Modernize local BOE commissioner selection and staff hiring practices.

Issue: The current process for selecting local commissioners and hiring staff prioritizes political ties over experience relevant to serving voters. Commissioners who work only part-time and obstacles to hiring poll workers also hamstring local BOEs, contributing to inadequate service that modernized leadership and staffing can remedy.


  • Require county legislatures to conduct transparent, merit-based processes for appointing commissioners.
  • Strike the requirement from state statute that needlessly extends the constitution’s limited bipartisanship requirement to all rank-and-file staff of local BOEs.
  • Require public, detailed, and broadly disseminated job postings for all local BOE positions to ensure selection from broad pools of qualified candidates.
  • Require full-time commissioners with staggered terms or full-time executive directors to ensure continuity of institutional knowledge.
  • Establish shared staffing programs between local BOEs and county governments during busy voting periods.
  • Invest in robust recruitment and training programs for student poll workers, who tend to be technologically savvy and linguistically diverse.
  • Encourage local BOEs to allow split-day shifts for poll workers, enabling more people to serve.
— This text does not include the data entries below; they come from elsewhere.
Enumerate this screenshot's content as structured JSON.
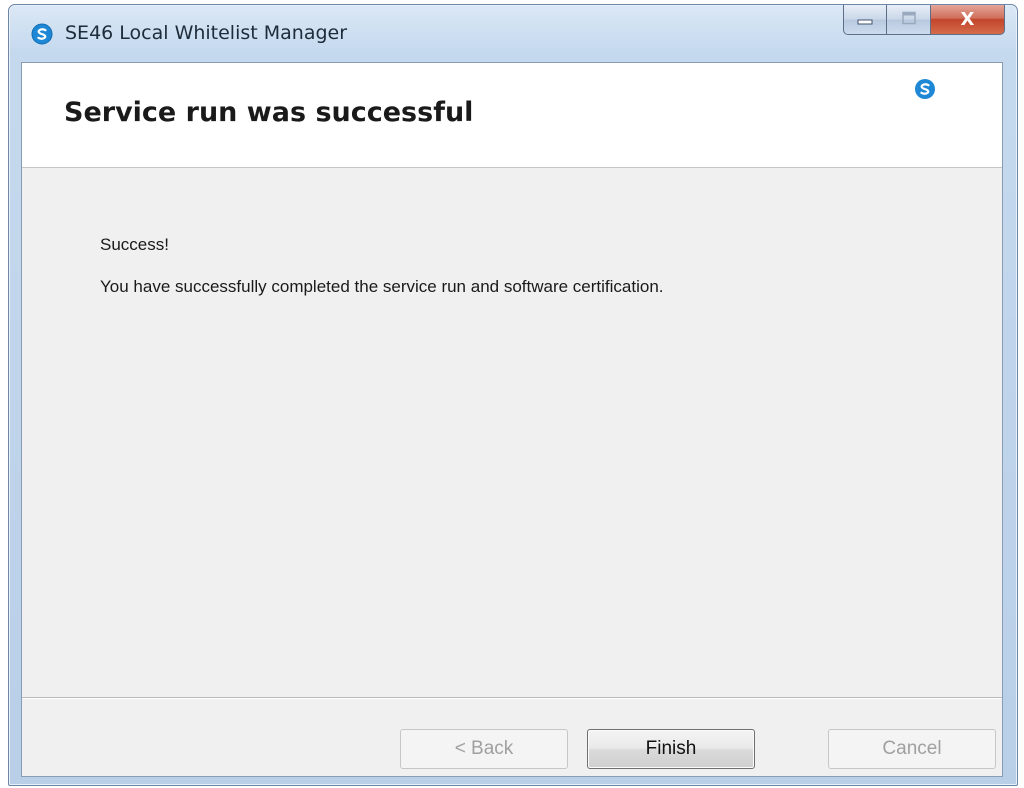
{
  "window": {
    "title": "SE46 Local Whitelist Manager",
    "icon": "app-logo-icon",
    "minimize_icon": "minimize-icon",
    "maximize_icon": "maximize-icon",
    "close_label": "X"
  },
  "header": {
    "title": "Service run was successful",
    "logo": "app-logo-icon"
  },
  "content": {
    "success_label": "Success!",
    "message": "You have successfully completed the service run and software certification."
  },
  "buttons": {
    "back_label": "< Back",
    "finish_label": "Finish",
    "cancel_label": "Cancel"
  },
  "colors": {
    "logo_blue": "#1e88d6",
    "close_red": "#c7462c",
    "client_bg": "#f0f0f0"
  }
}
Increase and scale resources for local BOEs.

Issue: Many local BOEs lack the staff capacity, funding, and infrastructure to meet the increasing demands of election administration. These shortages limit voting opportunities and leave local BOEs vulnerable to technical failures that make it more difficult for voters to cast a ballot and have their vote counted.


  • Provide long-term, sustainable funding to ensure that every local board has the resources it needs to run elections.
  • Centralize and scale certain election administration needs, shifting those costs from individual counties to the state.
  • Create regional election staff for certain specialized functions to assist multiple local BOEs.
  • Establish an advisory group of election officials and voting advocates to help plan and provide feedback on local boards’ implementation of legislation.


Make local BOEs transparent and accountable to the public.

Issue: Local BOEs too often fail to communicate essential information to voters and do not share data in a manner that allows members of the public to understand their voting options, or advocates to determine what changes BOEs could make to improve voter service. Even when these failures cost people opportunities to vote, local commissioners face little accountability.


  • Require local BOEs to share necessary election information with voters in a timely and accessible manner.
  • Require local BOEs to report — and the state to collect and publish in an accessible format — key data for assessing and improving election administration and the implementation of new state laws, such as pre-registration for 16– and 17-year-olds.
  • Give locally accountable elected officials the power to remove commissioners for just cause, with review by the courts.


Consolidate local election dates and administration.

Issue: Numerous off-cycle elections, such as school board and village contests, which are often run by entities other than BOEs, see low turnout and election administration problems.


  • Consolidate election dates to increase voter turnout and allow more time for administrative improvements between elections.
  • Require local BOEs to administer village and school district elections, cutting down on duplication of services and making it easier for both the NYS BOE and independent actors to monitor elections and identify any noncompliance with state or federal law.



As with our last report, this study recommends reforms that the state legislature can and should adopt immediately to fundamentally improve elections for all New Yorkers. Other changes, such as removing the bipartisan requirement from BOEs altogether, would require a multiyear process to amend the state constitution. While these ideas and others may be worth further study, they should not delay transformative reforms that are possible now.